John Carroll Kirby
My Garden
- Stones Throw
- 2020
- 32 minutes
Lancer un album par les temps qui court, c’est à la fois essentiel et un geste d’une belle futilité. Une envolée poétique en plein cœur d’une absurdité ambiante oppressante. John Carroll Kirby a décidé de lancer deux galettes pour tenter d’accompagner cette détresse qui submerge l’intime tout comme le mondial. Conflict, quoique très intéressant, a été lancé précipitamment en réaction à la pandémie. My Garden fut réfléchi comme son premier album officiel sur Stones Throw, et ça paraît. C’est un projet d’un artiste en pleine possession de ses moyens qui nous offre un moment de répit circonscrit, un safe space sonore ou se reposer du monde, ou de soi-même.
Album complètement instrumental Kirby mélange jazz ambiant, séquence de rythmes hip-hop classique, R’n’B et de curieuses percussions avec un naturel qui lui donne des airs étranges d’un guru bobo (et je ne parle pas juste de la pochette de l’album). Solange, Blood Orange et Sébastien Tellier sont certains des artistes qui, au courant des dernières années, sont allés chercher l’expertise du compositeur et producteur pour sa vision « new new age » (Vous avez une meilleure idée de style? Je suis preneur!). Certains synthétiseurs ont presque une texture collante, d’autres sont cristallins. Ensemble, ils traduisent parfaitement les sensations de n’importe quel après-midi de paresse au soleil.

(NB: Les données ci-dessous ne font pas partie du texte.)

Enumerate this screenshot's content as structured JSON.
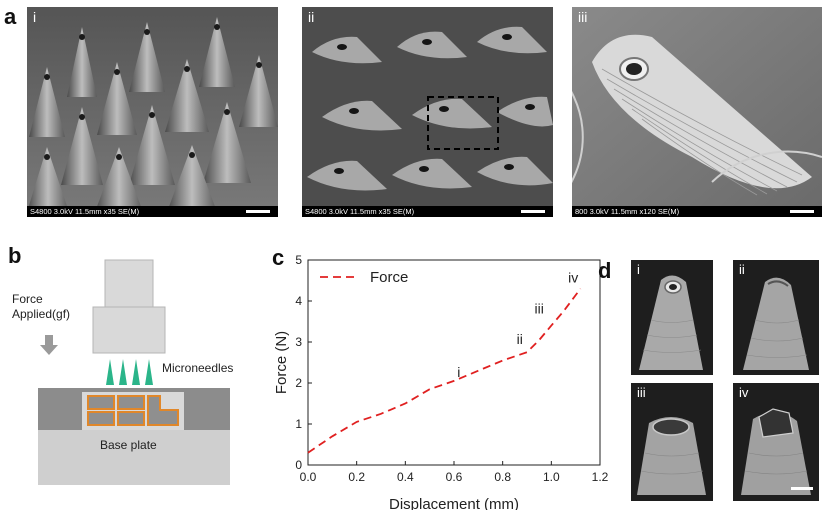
{
  "panels": {
    "a": {
      "letter": "a",
      "images": [
        {
          "roman": "i",
          "caption": "S4800 3.0kV 11.5mm x35 SE(M)"
        },
        {
          "roman": "ii",
          "caption": "S4800 3.0kV 11.5mm x35 SE(M)"
        },
        {
          "roman": "iii",
          "caption": "800 3.0kV 11.5mm x120 SE(M)"
        }
      ]
    },
    "b": {
      "letter": "b",
      "force_label_line1": "Force",
      "force_label_line2": "Applied(gf)",
      "microneedles_label": "Microneedles",
      "base_plate_label": "Base plate",
      "colors": {
        "needle": "#2bb58a",
        "holder": "#d9d9d9",
        "stage": "#8c8c8c",
        "cell_border": "#e0872a"
      }
    },
    "c": {
      "letter": "c"
    },
    "d": {
      "letter": "d",
      "images": [
        {
          "roman": "i"
        },
        {
          "roman": "ii"
        },
        {
          "roman": "iii"
        },
        {
          "roman": "iv"
        }
      ]
    }
  },
  "chart_data": {
    "type": "line",
    "xlabel": "Displacement (mm)",
    "ylabel": "Force (N)",
    "xlim": [
      0.0,
      1.2
    ],
    "ylim": [
      0,
      5
    ],
    "xticks": [
      "0.0",
      "0.2",
      "0.4",
      "0.6",
      "0.8",
      "1.0",
      "1.2"
    ],
    "yticks": [
      "0",
      "1",
      "2",
      "3",
      "4",
      "5"
    ],
    "legend_position": "top-left",
    "series": [
      {
        "name": "Force",
        "color": "#e02020",
        "style": "dashed",
        "x": [
          0.0,
          0.1,
          0.2,
          0.3,
          0.4,
          0.5,
          0.6,
          0.7,
          0.8,
          0.9,
          0.95,
          1.0,
          1.05,
          1.12
        ],
        "y": [
          0.3,
          0.7,
          1.05,
          1.25,
          1.5,
          1.85,
          2.05,
          2.3,
          2.55,
          2.75,
          3.05,
          3.4,
          3.75,
          4.3
        ]
      }
    ],
    "annotations": [
      {
        "text": "i",
        "x": 0.62,
        "y": 2.15
      },
      {
        "text": "ii",
        "x": 0.87,
        "y": 2.95
      },
      {
        "text": "iii",
        "x": 0.95,
        "y": 3.7
      },
      {
        "text": "iv",
        "x": 1.09,
        "y": 4.45
      }
    ]
  }
}
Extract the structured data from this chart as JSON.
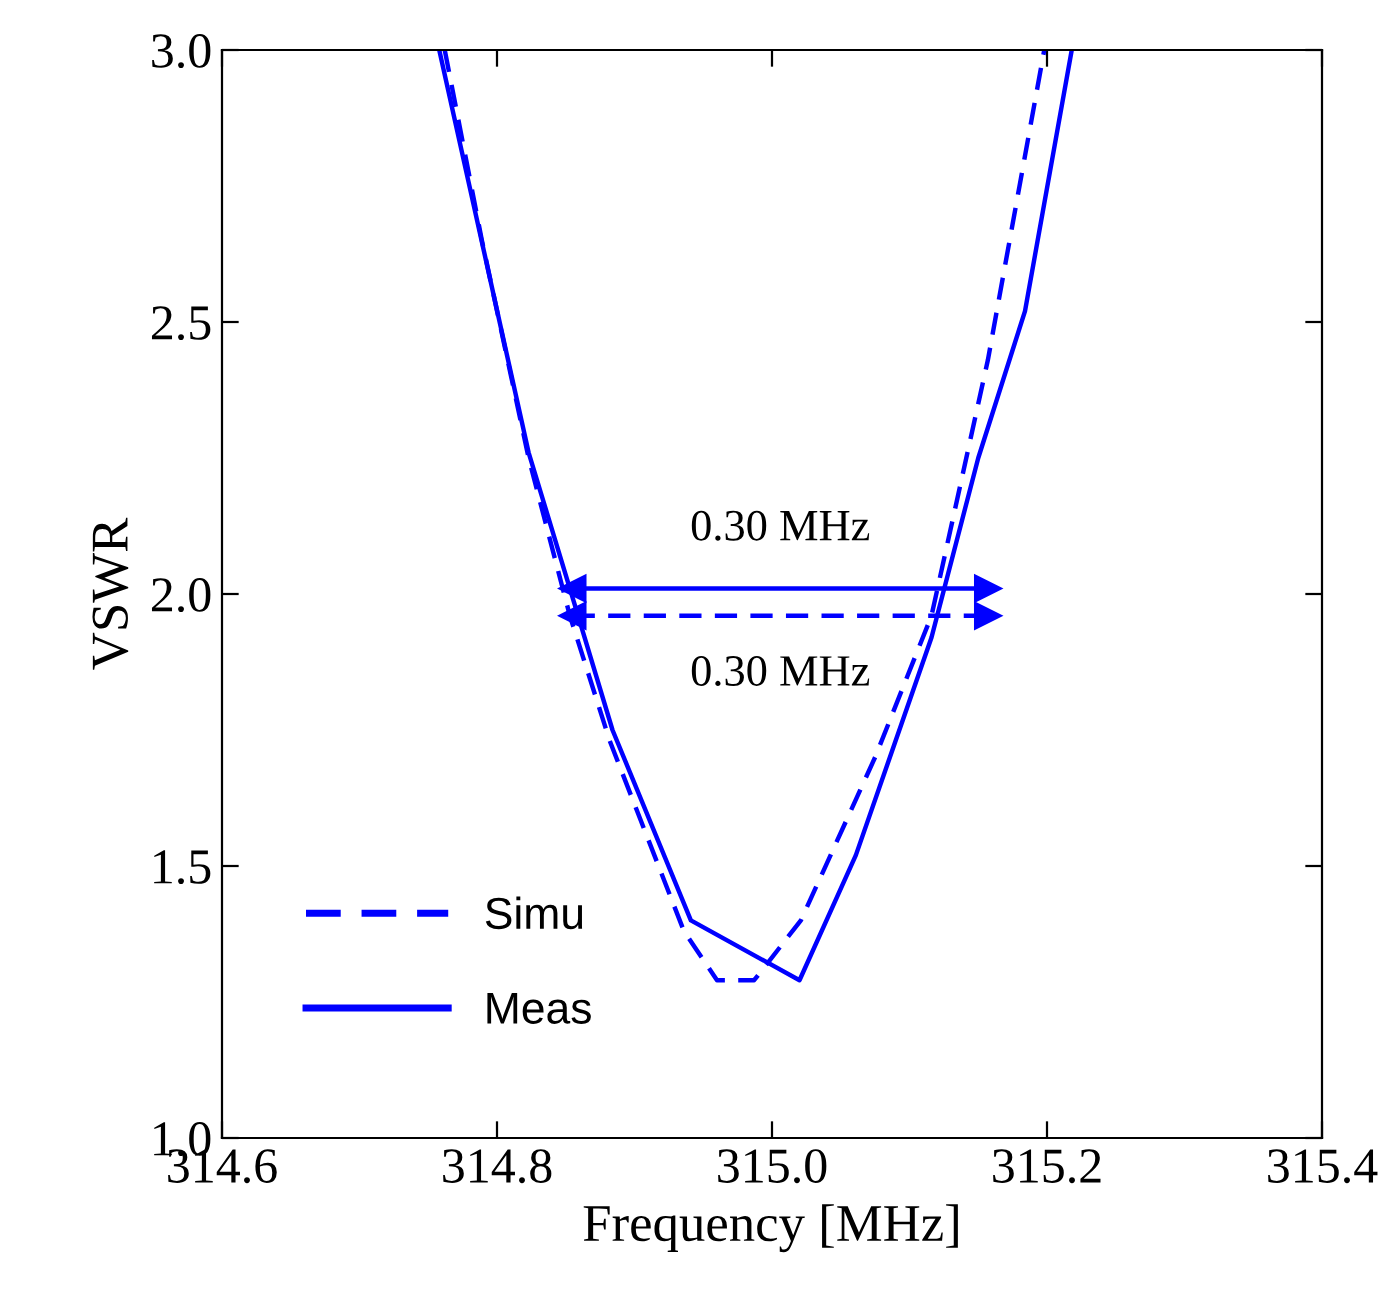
{
  "chart_data": {
    "type": "line",
    "xlabel": "Frequency [MHz]",
    "ylabel": "VSWR",
    "xlim": [
      314.6,
      315.4
    ],
    "xticks": [
      {
        "value": 314.6,
        "label": "314.6"
      },
      {
        "value": 314.8,
        "label": "314.8"
      },
      {
        "value": 315.0,
        "label": "315.0"
      },
      {
        "value": 315.2,
        "label": "315.2"
      },
      {
        "value": 315.4,
        "label": "315.4"
      }
    ],
    "ylim": [
      1.0,
      3.0
    ],
    "yticks": [
      {
        "value": 1.0,
        "label": "1.0"
      },
      {
        "value": 1.5,
        "label": "1.5"
      },
      {
        "value": 2.0,
        "label": "2.0"
      },
      {
        "value": 2.5,
        "label": "2.5"
      },
      {
        "value": 3.0,
        "label": "3.0"
      }
    ],
    "grid": false,
    "legend": "bottom left",
    "marker": "none",
    "series": [
      {
        "name": "Simu",
        "color": "#0000ff",
        "line_style": "dashed",
        "x": [
          314.762,
          314.789,
          314.823,
          314.853,
          314.882,
          314.936,
          314.96,
          314.987,
          315.021,
          315.075,
          315.116,
          315.157,
          315.198
        ],
        "values": [
          3.0,
          2.65,
          2.25,
          1.96,
          1.73,
          1.38,
          1.29,
          1.29,
          1.4,
          1.7,
          1.96,
          2.43,
          3.0
        ]
      },
      {
        "name": "Meas",
        "color": "#0000ff",
        "line_style": "solid",
        "x": [
          314.758,
          314.823,
          314.853,
          314.884,
          314.941,
          315.02,
          315.061,
          315.116,
          315.15,
          315.184,
          315.218
        ],
        "values": [
          3.0,
          2.26,
          2.01,
          1.75,
          1.4,
          1.29,
          1.52,
          1.92,
          2.25,
          2.52,
          3.0
        ]
      },
      {
        "color": "#0000ff",
        "line_style": "solid",
        "marker": "triangle",
        "x": [
          314.855,
          315.157
        ],
        "values": [
          2.01,
          2.01
        ]
      },
      {
        "color": "#0000ff",
        "line_style": "dashed",
        "marker": "triangle",
        "x": [
          314.855,
          315.157
        ],
        "values": [
          1.96,
          1.96
        ]
      }
    ],
    "annotations": [
      "0.30 MHz",
      "0.30 MHz"
    ]
  }
}
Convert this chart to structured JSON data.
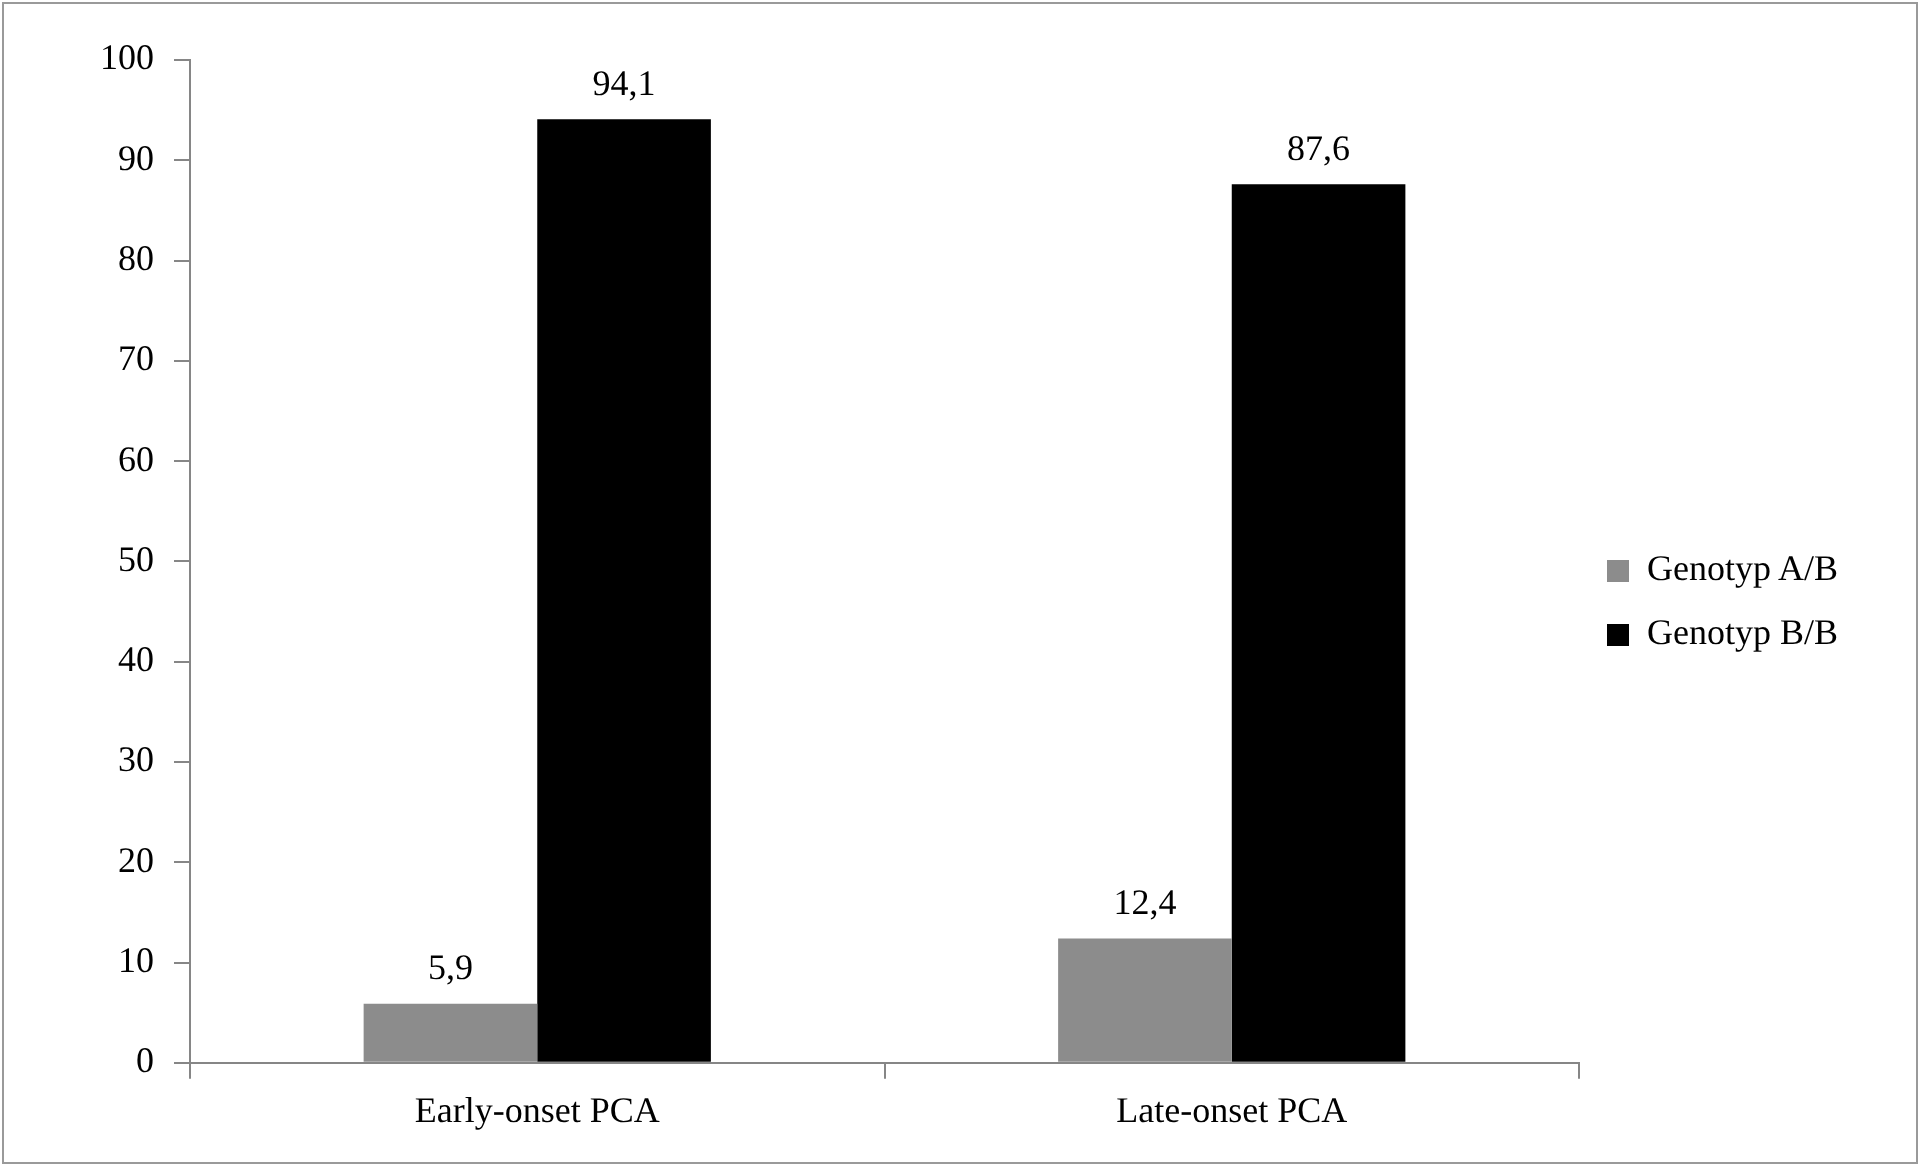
{
  "chart_data": {
    "type": "bar",
    "categories": [
      "Early-onset PCA",
      "Late-onset PCA"
    ],
    "series": [
      {
        "name": "Genotyp A/B",
        "color": "#8c8c8c",
        "values": [
          5.9,
          12.4
        ],
        "value_labels": [
          "5,9",
          "12,4"
        ]
      },
      {
        "name": "Genotyp B/B",
        "color": "#000000",
        "values": [
          94.1,
          87.6
        ],
        "value_labels": [
          "94,1",
          "87,6"
        ]
      }
    ],
    "ylim": [
      0,
      100
    ],
    "yticks": [
      0,
      10,
      20,
      30,
      40,
      50,
      60,
      70,
      80,
      90,
      100
    ],
    "grid": false,
    "legend": "right"
  }
}
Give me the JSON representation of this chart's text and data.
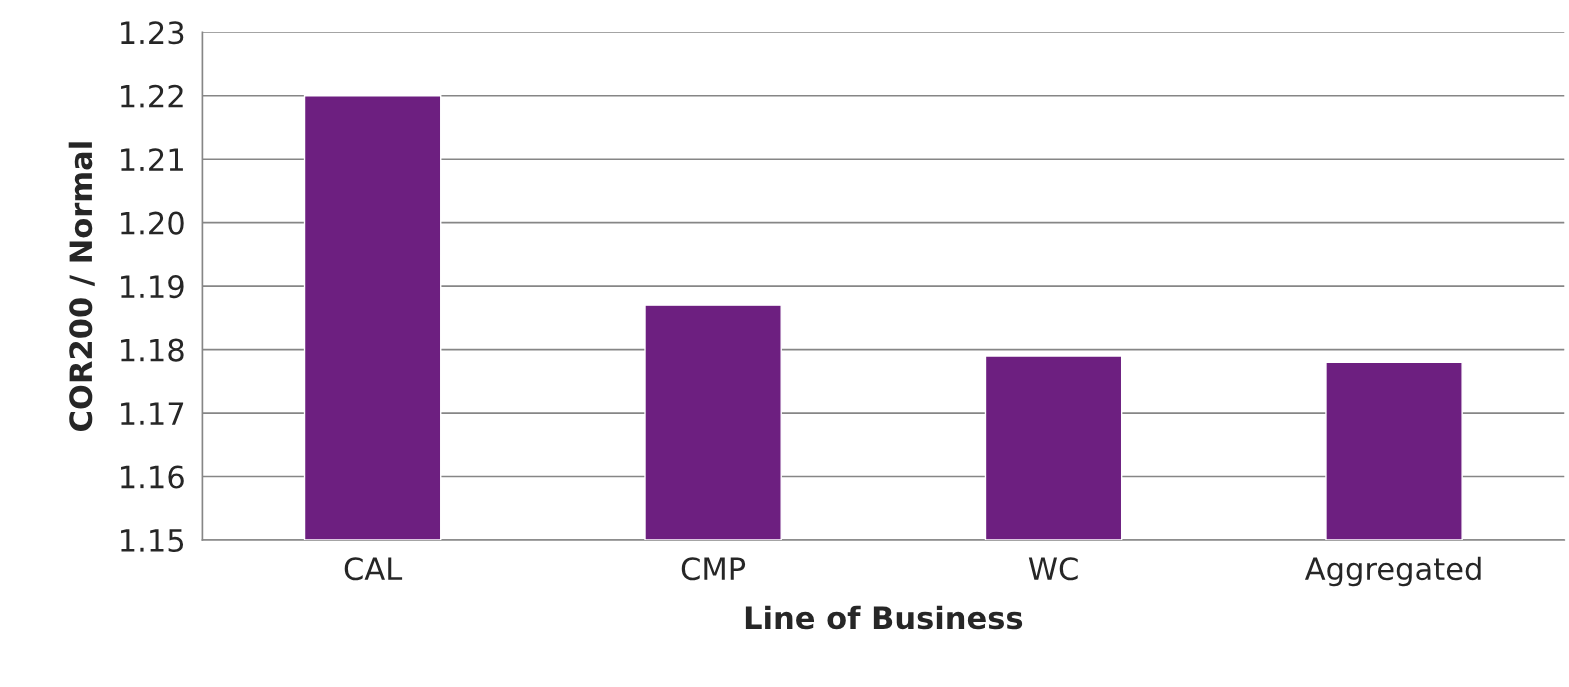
{
  "chart_data": {
    "type": "bar",
    "xlabel": "Line of Business",
    "ylabel": "COR200 / Normal",
    "categories": [
      "CAL",
      "CMP",
      "WC",
      "Aggregated"
    ],
    "values": [
      1.22,
      1.187,
      1.179,
      1.178
    ],
    "color": "#6d1f80",
    "ylim": [
      1.15,
      1.23
    ],
    "yticks": [
      {
        "value": 1.15,
        "label": "1.15"
      },
      {
        "value": 1.16,
        "label": "1.16"
      },
      {
        "value": 1.17,
        "label": "1.17"
      },
      {
        "value": 1.18,
        "label": "1.18"
      },
      {
        "value": 1.19,
        "label": "1.19"
      },
      {
        "value": 1.2,
        "label": "1.20"
      },
      {
        "value": 1.21,
        "label": "1.21"
      },
      {
        "value": 1.22,
        "label": "1.22"
      },
      {
        "value": 1.23,
        "label": "1.23"
      }
    ],
    "grid": "y",
    "legend": false
  }
}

Carroll Kirby crée des pièces, des jardins dans lesquels on peut s’asseoir, se prélasser et s’imprégner de la faune et la flore sonore qu’il a méticuleusement, ou non, jouée. C’est ce qui est fascinant et plaisant avec My Garden, c’est ce doute : est-ce que c’est de l’improvisation ou une composition obsessive dont chaque changement de vélocité de synthétiseur est réfléchi? On ne peut jamais être certain pour ainsi laisser place à une série d’ambiances qui apparaissent naturelles, évidentes.
De mélodies à rythmes, ils se répondent sans effort. Se complétant dans une harmonie qui s’affirme au fil des écoutes. On pense avoir entendu certains sons, ou les redécouvrir après de longues années d’oubli. On y perd la notion du temps. Les réverbérations se confondent, mais chaque pièce a sa personnalité propre. Des espaces cinématographiques ouverts à l’esprit et l’imagination de celle ou celui qui l’écoute. Certains pourraient trouver le tout répétitif parfois. Peut-être qu’une paire d’écouteurs pourra vous aider à découvrir de nouvelles nuances afin de plonger dans le doux état de flottement qui traverse l’album.
La musique d’ambiance minimaliste peut avoir un statut ingrat : mièvre et fade dans la salle d’attente ou du hip-hop « lo-fi » d’une énième liste de lecture YouTube. Une ambiance minimaliste peut être plus nuancée que l’attitude blasée d’une jeune fille aux airs manga portant des écouteurs disproportionnés. L’inventivité dépasse toujours les préjugés de catégories surutilisées. À choisir un seul exemple, je n’aurais d’autre choix que de prendre Wind où l’intemporalité fragile d’un solo au piano se métamorphose en un rythme synthétique apaisant et riche. La finale en une nouvelle séquence de piano, triturée par des superpositions électroniques, est à couper le souffle, en tout cas, le mien.
Avec My Garden, John Carroll Kirby arrive à naviguer sans peine entre Érik Satie et Brian Eno en y ajoutant une énergie R’n’B indescriptible. Un tour de force épuré aérant l’esprit.